The 90/90 hip stretch is great for hip mobility and will help you turn in your swing.
Rachel Duvall (@racheld_lifts/Instagram)

3. Brettzel: This mobility exercise is a total body exercise that helps with rotation of the hips and upper back — again, think of the turn in your swing and you’ll see how this exercise will help your golf game. Start lying on your side so your body forms a straight line. Bring the top leg to a 90-degree angle and keep your knee in line with your hip. Bend the opposite leg and bring your heels toward your glutes. Do your best to keep your shoulders close to or on the ground to really feel this stretch.
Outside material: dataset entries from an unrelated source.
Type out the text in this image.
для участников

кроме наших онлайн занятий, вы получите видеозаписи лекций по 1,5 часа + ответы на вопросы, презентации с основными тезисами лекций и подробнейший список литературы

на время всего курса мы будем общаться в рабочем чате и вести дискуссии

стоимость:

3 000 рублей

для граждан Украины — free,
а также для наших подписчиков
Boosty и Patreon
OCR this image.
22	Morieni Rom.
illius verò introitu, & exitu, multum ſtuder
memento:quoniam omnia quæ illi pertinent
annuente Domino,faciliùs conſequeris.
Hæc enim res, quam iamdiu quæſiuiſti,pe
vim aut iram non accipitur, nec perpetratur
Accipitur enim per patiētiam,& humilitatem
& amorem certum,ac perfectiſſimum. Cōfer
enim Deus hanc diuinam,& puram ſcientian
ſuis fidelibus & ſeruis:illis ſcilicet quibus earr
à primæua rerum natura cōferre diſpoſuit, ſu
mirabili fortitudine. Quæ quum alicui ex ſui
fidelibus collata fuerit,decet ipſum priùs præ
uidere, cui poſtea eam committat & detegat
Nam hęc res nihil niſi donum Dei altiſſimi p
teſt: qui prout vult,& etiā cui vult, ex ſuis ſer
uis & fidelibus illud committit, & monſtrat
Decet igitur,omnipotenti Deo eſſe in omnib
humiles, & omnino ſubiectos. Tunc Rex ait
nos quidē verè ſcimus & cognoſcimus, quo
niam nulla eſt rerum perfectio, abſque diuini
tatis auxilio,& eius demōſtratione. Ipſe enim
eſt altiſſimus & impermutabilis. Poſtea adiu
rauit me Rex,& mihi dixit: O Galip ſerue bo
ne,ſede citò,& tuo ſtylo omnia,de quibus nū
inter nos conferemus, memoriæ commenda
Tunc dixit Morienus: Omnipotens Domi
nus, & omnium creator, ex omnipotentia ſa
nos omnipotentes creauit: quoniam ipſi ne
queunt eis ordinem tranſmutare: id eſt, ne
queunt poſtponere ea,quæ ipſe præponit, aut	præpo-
The Brettzel is a full body mobility exercise that your swing will thank you for.
Rachel Duvall (@racheld_lifts/Instagram)

Strength/Stability Exercises (Perform 2-3 sets of 10-12 reps each)

1. Tall Kneeling Chop with Rotation: This exercise will develop your shoulder, trunk and hip stability while improving your thoracic mobility. Keeping both shoulders on the ground and your core and glutes engaged, reach up to one side of the body. With some power, pull down the opposite hip. Keep your core and hips engaged throughout the movement. You can use a medicine ball, cable or weight if accessible.

Develop your shoulder strength and stability with the kneeling chop exercise.
Rachel Duvall (@racheld_lifts/Instagram)

2. Supermans: Supermans develop stability in your lower back and improve shoulder and hip mobility. (And they’re super easy to perform.) Lying flat on your stomach with your arms and legs extended, lift one arm and the opposite leg. Alternate sides, keeping your head on the ground and maintaining a flat back.

Supermans develop stability in your lower back and improve shoulder and hip mobility.
Rachel Duvall (@racheld_lifts/Instagram)

3. Single-Leg Deadlift: Developing power and speed in the swing starts with your hip hinge, so training a proper and stable hinge movement is incredibly important to a powerful golf swing. Standing on one leg, reach down to your toe with the opposite arm. Keep your knee slightly bent and your hips back, as if you’re sitting into a chair. Be sure to engage your core and hamstrings throughout this movement. Also, ensure that you are keeping your chest tall — rounding your back is no good.

Single-leg deadlifts will help you develop power and speed in your swing.
Rachel Duvall (@racheld_lifts/Instagram)

Rotating through these mobility and strength exercises on a regular basis will save you time in the gym and help you improve on the course, so give them a try and see how far 10-15 minutes can take you.